Adopting a New Approach: Learning Software Engineering from the Basics

Zai Builds
2 min readSep 5, 2023

For a long time, I’ve been trying to learn software engineering.

My reasons for wanting to learn were mainly rooted in my wanting to have a fully-rounded skill-set and also for my ego.

Self-teaching software engineering has been a struggle; I’ve read more about how to self-teach then actually doing self-teaching and my GitHub is disappointing to say the least.

Until recently, when I had an epiphany.

This epiphany mainly came about due to watching Oppenheimer.

A quote in Oppenheimer that changed my brain chemistry was the following:

“The important thing isn’t can you read music, it’s can you hear it.”

This made me think a lot about how much of a part intuition has to play when learning or applying skills and mainly made me ponder on my design skills to date.

It also helped me to realise software development, at its core, is largely pattern recognition and to an extent memorisation, to the point that both become intuitive.

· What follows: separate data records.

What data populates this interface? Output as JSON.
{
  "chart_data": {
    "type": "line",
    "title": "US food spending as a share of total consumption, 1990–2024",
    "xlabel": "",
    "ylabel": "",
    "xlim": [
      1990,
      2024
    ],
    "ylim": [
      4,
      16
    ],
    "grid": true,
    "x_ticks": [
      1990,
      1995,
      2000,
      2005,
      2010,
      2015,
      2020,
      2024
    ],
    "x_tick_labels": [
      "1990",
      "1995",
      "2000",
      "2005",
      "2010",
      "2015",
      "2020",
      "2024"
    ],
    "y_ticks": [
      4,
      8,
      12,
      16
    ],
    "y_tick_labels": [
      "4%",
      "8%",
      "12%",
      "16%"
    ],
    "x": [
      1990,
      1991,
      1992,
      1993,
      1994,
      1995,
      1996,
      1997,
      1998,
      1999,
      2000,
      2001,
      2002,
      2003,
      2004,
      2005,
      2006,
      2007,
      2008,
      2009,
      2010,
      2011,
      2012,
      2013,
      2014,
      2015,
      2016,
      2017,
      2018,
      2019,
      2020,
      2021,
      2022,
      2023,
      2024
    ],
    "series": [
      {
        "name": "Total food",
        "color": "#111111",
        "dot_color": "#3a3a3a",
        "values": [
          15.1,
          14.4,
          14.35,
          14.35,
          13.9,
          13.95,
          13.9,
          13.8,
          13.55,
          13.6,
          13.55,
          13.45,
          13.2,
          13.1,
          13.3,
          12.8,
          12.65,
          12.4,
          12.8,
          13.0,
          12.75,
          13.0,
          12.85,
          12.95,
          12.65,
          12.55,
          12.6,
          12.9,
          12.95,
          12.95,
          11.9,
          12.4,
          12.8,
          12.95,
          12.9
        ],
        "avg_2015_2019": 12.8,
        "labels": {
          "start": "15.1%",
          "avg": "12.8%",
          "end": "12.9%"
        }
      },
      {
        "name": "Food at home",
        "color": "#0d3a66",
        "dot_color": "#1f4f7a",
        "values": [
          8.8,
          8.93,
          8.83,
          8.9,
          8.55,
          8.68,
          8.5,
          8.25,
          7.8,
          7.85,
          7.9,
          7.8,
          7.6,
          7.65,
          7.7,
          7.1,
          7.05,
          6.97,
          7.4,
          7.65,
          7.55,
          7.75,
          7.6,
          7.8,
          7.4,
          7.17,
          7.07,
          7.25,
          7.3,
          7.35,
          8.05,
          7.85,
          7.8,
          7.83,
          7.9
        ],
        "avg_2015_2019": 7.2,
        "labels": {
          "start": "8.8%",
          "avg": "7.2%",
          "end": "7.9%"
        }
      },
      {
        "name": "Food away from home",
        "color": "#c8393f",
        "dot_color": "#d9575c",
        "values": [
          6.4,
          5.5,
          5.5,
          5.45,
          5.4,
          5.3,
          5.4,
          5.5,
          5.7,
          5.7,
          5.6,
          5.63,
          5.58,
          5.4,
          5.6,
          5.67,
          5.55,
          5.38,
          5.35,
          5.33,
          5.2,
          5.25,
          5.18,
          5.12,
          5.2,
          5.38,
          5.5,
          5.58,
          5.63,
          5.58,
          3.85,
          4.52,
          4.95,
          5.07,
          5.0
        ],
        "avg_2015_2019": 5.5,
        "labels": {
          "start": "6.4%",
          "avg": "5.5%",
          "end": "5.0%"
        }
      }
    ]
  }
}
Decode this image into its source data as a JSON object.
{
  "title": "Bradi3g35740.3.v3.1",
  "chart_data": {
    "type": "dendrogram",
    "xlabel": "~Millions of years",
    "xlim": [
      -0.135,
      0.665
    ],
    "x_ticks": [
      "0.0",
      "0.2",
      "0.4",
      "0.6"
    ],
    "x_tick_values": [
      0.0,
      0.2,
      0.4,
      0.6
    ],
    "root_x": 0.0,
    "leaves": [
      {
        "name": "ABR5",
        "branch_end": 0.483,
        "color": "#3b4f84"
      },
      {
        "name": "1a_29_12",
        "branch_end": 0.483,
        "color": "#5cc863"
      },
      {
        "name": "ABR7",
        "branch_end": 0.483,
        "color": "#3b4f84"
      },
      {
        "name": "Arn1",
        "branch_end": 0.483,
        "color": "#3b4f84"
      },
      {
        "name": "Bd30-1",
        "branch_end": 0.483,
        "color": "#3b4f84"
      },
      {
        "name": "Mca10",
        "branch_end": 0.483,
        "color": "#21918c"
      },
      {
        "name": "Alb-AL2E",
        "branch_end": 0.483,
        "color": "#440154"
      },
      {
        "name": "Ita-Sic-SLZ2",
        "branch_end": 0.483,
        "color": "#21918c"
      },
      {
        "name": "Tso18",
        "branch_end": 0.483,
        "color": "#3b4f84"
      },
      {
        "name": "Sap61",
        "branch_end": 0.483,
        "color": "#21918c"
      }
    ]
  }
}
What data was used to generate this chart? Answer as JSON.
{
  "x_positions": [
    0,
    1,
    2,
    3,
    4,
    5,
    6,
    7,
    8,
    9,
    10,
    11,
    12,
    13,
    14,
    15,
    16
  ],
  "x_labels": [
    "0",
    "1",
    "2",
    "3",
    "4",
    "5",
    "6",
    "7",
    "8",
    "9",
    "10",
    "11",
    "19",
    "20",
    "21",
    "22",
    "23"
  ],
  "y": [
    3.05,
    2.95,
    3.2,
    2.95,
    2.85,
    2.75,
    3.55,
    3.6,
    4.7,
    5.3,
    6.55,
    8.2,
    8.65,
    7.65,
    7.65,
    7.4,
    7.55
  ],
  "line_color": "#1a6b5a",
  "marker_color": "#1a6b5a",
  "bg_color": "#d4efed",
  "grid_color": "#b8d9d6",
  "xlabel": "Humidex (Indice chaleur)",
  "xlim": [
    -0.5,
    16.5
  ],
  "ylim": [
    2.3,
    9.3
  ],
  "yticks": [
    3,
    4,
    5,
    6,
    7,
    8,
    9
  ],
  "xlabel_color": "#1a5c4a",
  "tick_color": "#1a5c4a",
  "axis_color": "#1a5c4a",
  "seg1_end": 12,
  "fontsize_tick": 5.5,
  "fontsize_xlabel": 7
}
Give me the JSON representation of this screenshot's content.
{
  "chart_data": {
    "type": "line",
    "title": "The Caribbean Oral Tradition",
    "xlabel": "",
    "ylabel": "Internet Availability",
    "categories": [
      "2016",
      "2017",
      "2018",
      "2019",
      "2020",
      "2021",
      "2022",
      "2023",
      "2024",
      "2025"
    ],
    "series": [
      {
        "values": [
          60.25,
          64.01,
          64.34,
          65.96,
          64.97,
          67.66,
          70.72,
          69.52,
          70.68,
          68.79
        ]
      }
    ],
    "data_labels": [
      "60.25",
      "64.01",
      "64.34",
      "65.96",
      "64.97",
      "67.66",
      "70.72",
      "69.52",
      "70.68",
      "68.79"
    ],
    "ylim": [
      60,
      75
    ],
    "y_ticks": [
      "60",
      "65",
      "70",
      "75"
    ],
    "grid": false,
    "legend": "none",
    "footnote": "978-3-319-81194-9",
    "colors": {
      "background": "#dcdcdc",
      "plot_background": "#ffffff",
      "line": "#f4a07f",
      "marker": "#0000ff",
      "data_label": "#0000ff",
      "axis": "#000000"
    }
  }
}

I recently had another epiphany; I could use ChatGPT to create a study plan containing practical exercises for me to complete and this would help me to learn far quicker than most other sandbox platforms due to my having to read documentation to gain a deeper understanding when stuck and also working in the VSCode IDE as opposed to a sandbox environment.

Safe to say, I’ve recently taken this approach to learn JavaScript and it has worked well so far.

The ChatGPT prompts I used to create my study guide were the following:

  • Give me a list of (insert language) fundamentals to learn

Following this prompt I then used the following prompt:

  • Create 100 exercises to practise using (insert concept) in JavaScript

I then compiled all of these exercises into a document and I’ve been steadily working through them which has involved trial and error as well as reading documentation to understand which approaches are better for certain contexts.

Here is a link to said document:

JavaScript Fundamentals & Exercises

I hope this helped anyone else stuck with their learning, happy coding!